Thank you for your quick response!

The slurm has logged: /var/spool/slurm/slurmd/job36819951/slurm_script: line 3: 73488 Bus error master_id=tsetmtnhyfmyfxtf taiji remote --ip cn2316 --port 47481

But yes let me try to run ATAC_Make_Index as you suggested.

dimitras commented 2 years ago

Running only the ATAC_Make_Index step, I got the exact same error:

[INFO][04-18 15:10] Found a new worker: pid://cn1042:8000:0:8
[INFO][04-18 15:10] ATAC_Make_Index(d30b..): Running ...
[ERROR][04-18 15:10] ATAC_Make_Index(d30b..) Failed: user error (call: remote process died: DiedDisconnect)
CallStack (from HasCallStack):
  error, called at src/Control/Workflow/Interpreter/Exec.hs:146:37 in SciFlow-0.8.0-IRKsT2ba9M716PeGlwt2FT:Control.Workflow.Interpreter.Exec
[ERROR][04-18 15:10] Program exits with errors

And in the slurm log:

/var/spool/slurm/slurmd/job36841772/slurm_script: line 3: 26442 Bus error master_id=uwqjacxmjumfhbaz taiji remote --ip cn0910 --port 52092

kaizhang commented 2 years ago

ATAC_Make_Index calls bwa to build the index which uses a lot of memory. Please make sure you request enough memory when using slurm. For example, 50G

dimitras commented 2 years ago

I was giving it 80G, but I gave it 120G this time. It was both memory and apparently a permission issue. The index file that was generated in an earlier step didn't have exec permission.

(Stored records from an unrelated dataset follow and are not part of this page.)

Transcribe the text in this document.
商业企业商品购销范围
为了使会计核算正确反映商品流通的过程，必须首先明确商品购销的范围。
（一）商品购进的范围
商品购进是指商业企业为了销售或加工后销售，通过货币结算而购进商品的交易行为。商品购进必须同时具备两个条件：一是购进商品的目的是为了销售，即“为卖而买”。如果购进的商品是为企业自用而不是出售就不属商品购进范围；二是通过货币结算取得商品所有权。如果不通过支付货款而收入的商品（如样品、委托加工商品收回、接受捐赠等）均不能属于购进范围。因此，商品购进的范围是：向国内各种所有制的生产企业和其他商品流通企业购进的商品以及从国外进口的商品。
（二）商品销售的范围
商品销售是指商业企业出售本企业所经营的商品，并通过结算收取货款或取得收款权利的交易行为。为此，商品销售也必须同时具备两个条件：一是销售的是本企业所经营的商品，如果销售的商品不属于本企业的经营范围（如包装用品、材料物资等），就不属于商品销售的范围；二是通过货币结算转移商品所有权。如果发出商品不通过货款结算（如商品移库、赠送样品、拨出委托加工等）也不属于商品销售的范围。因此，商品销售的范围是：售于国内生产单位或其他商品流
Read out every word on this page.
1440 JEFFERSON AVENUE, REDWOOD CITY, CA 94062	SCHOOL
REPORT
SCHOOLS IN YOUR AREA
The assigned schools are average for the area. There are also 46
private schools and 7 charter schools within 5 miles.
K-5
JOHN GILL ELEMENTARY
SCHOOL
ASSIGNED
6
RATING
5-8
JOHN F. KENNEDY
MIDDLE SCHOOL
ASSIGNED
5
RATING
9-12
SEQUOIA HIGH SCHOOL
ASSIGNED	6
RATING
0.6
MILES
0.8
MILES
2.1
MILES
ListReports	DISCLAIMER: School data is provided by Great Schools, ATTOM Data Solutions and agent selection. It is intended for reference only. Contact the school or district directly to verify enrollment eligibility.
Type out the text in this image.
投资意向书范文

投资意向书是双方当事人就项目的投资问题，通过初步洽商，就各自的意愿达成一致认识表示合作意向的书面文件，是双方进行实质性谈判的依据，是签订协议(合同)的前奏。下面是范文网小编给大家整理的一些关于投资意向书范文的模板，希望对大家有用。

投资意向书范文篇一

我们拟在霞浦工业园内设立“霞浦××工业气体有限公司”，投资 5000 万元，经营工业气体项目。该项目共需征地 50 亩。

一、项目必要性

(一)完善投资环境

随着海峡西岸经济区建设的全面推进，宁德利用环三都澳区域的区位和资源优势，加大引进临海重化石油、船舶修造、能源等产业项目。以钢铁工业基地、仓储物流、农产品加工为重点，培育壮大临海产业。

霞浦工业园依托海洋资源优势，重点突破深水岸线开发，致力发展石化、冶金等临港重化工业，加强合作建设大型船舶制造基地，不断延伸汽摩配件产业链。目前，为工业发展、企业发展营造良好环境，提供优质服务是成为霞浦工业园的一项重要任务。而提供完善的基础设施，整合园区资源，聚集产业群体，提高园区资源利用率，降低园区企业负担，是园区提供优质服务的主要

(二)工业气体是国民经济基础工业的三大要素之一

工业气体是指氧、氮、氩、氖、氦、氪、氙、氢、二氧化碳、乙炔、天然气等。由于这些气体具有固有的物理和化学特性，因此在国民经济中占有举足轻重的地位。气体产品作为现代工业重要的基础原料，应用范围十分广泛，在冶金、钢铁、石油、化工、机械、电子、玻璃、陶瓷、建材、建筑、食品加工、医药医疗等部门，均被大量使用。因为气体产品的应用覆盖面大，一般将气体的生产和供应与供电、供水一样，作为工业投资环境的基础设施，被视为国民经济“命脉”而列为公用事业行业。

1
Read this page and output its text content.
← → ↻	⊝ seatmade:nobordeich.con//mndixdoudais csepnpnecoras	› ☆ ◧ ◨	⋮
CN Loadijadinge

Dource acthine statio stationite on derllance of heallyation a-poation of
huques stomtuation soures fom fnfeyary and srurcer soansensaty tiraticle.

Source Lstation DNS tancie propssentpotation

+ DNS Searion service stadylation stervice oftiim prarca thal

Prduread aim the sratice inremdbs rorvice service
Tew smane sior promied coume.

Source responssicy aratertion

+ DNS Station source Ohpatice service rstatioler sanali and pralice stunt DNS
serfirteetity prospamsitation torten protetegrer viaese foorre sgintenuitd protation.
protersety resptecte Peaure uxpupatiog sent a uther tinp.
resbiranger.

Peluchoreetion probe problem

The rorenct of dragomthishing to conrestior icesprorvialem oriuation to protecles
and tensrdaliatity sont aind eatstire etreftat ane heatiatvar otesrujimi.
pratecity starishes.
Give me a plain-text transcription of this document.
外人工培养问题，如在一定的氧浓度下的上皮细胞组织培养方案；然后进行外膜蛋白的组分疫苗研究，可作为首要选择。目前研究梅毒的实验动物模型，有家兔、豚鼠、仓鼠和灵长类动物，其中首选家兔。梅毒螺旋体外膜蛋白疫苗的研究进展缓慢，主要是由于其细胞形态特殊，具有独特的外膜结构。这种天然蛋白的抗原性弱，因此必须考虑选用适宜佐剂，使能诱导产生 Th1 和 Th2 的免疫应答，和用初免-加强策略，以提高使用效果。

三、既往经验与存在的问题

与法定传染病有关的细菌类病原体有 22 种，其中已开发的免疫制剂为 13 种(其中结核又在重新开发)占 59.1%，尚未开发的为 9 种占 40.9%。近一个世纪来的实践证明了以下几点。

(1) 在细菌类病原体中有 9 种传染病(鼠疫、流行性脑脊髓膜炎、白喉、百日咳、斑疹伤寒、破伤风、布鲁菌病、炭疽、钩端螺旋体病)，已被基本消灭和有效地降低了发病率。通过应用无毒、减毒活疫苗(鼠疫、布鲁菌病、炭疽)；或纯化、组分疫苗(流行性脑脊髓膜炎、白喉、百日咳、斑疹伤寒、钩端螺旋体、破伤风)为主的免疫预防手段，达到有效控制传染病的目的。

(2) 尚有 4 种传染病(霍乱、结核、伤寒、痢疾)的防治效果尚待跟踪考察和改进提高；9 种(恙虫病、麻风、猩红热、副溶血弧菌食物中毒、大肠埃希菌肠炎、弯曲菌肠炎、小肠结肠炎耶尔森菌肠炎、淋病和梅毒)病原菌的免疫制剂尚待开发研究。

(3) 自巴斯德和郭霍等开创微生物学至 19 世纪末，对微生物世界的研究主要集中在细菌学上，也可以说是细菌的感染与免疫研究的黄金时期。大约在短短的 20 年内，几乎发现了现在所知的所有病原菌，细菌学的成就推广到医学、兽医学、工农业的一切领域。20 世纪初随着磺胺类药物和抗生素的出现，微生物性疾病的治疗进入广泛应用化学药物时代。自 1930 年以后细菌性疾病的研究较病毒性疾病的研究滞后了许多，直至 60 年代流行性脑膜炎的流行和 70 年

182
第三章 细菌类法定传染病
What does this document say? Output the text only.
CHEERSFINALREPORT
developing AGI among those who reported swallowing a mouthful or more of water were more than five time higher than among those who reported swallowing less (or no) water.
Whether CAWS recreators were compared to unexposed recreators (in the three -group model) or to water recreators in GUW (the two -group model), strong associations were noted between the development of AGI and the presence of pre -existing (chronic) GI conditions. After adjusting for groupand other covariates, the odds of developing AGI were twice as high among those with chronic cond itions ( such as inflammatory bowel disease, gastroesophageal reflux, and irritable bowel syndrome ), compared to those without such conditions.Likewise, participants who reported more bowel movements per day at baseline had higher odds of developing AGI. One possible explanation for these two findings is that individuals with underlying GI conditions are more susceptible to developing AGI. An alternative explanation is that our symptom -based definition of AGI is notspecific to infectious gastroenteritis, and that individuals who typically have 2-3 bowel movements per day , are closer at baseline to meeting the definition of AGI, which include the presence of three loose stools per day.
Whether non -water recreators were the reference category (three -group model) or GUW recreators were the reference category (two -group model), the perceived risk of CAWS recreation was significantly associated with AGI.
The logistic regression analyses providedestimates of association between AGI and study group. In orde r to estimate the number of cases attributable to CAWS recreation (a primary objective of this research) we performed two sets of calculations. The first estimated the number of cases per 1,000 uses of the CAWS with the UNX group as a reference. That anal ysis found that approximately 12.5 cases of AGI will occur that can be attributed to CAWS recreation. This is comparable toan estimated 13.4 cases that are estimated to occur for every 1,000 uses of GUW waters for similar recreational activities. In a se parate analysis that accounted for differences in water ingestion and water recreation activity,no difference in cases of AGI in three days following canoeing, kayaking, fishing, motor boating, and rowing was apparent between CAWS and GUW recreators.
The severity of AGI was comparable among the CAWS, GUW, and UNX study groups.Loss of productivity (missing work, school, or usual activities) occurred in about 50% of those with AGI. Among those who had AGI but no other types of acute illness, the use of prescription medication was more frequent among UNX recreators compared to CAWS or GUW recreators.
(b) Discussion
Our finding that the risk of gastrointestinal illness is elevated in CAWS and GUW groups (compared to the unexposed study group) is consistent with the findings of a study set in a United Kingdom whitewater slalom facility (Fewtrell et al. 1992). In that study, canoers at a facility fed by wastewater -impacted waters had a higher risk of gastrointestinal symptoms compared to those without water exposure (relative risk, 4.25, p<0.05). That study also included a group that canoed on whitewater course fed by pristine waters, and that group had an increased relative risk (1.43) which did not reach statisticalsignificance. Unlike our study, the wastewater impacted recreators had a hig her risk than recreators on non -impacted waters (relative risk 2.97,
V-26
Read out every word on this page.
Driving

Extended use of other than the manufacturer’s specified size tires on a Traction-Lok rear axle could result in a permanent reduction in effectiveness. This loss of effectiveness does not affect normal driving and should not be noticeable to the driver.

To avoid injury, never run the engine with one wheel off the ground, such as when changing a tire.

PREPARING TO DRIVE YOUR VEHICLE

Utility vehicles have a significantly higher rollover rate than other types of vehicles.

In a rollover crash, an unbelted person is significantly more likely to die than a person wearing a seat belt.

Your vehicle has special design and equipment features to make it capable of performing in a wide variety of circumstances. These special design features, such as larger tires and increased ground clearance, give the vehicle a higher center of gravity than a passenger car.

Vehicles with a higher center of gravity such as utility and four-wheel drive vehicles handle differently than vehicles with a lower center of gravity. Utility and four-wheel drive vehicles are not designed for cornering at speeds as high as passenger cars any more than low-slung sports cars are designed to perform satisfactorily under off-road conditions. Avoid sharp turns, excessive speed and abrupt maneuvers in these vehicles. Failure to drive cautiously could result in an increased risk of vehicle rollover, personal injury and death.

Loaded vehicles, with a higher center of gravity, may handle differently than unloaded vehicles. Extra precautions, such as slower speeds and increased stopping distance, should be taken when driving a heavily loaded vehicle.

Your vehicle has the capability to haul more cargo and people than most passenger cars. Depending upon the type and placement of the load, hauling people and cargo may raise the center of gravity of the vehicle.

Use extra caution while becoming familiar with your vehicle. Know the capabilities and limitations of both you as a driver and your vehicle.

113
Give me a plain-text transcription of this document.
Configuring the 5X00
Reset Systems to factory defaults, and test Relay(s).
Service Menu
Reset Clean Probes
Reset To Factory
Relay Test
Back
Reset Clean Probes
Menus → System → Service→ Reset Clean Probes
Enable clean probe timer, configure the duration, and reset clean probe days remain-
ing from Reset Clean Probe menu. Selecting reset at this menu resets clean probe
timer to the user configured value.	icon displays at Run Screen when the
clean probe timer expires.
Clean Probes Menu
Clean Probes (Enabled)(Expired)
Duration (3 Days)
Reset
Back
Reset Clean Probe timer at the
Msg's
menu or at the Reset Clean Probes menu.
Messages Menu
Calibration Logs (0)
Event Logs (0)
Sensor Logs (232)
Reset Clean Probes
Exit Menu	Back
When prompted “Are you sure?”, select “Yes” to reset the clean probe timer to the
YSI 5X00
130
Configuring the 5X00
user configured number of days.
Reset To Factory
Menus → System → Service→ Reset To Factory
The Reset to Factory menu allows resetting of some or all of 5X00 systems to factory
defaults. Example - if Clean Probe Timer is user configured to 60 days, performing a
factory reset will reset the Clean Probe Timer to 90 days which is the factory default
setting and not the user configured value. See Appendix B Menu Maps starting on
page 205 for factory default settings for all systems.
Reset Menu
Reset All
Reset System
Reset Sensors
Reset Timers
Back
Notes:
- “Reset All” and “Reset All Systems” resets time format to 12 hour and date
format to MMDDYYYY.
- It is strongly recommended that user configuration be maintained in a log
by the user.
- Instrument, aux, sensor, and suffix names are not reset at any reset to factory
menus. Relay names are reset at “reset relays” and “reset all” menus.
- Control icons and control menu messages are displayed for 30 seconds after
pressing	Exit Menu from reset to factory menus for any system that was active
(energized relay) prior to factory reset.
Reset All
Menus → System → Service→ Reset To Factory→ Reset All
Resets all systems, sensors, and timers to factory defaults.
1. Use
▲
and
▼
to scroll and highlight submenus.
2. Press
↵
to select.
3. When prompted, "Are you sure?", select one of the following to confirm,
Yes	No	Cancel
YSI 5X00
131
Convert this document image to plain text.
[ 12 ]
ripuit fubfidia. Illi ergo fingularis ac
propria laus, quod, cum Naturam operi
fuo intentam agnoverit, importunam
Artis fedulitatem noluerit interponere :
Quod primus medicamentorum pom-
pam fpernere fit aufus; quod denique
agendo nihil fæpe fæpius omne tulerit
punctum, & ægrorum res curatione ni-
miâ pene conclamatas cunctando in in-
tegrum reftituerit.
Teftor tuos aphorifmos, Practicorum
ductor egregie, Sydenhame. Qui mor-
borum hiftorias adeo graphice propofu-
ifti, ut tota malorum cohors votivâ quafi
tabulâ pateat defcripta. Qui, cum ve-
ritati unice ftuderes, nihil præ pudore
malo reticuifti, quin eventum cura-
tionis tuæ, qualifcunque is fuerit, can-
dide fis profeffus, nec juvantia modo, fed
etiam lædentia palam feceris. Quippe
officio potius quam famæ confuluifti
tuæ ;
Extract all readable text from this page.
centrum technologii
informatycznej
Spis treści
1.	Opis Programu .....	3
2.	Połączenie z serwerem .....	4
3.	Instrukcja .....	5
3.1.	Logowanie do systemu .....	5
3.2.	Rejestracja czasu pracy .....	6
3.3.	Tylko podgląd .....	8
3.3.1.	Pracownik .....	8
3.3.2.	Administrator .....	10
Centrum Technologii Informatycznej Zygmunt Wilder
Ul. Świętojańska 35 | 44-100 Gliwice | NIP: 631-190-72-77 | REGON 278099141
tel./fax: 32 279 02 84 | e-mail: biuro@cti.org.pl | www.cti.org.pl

Generating genome index ...

[INFO][04-18 15:24] ATAC_Make_Index(d30b..): Running ...
[ERROR][04-18 15:24] ATAC_Make_Index(d30b..) Failed: output//GENOME/HG19.index: openFile: resource busy (file is locked)
CallStack (from HasCallStack):
  error, called at src/Control/Workflow/Interpreter/Exec.hs:146:37 in SciFlow-0.8.0-IRKsT2ba9M716PeGlwt2FT:Control.Workflow.Interpreter.Exec
[ERROR][04-18 15:24] Program exits with errors

-rw-r----- 1 dimitras 0 Apr 18 15:10 output/GENOME/HG19.index

After giving it exec permission, it FINISHED :)

Thank you so much for your help troubleshooting this!

Can I run it to go on through all the steps till the end? Or better run it from the beginning?

kaizhang commented 2 years ago

just run taiji run --config your_config.yml normally.

dimitras commented 2 years ago

Hi Kai, thank you so much for your help. I haven't posted yet because I didn't manage to run it successfully to the end yet. I was in the middle of troubleshooting but had to pause for a few days. I'll post again if I don't manage to resolve it. Thank you again!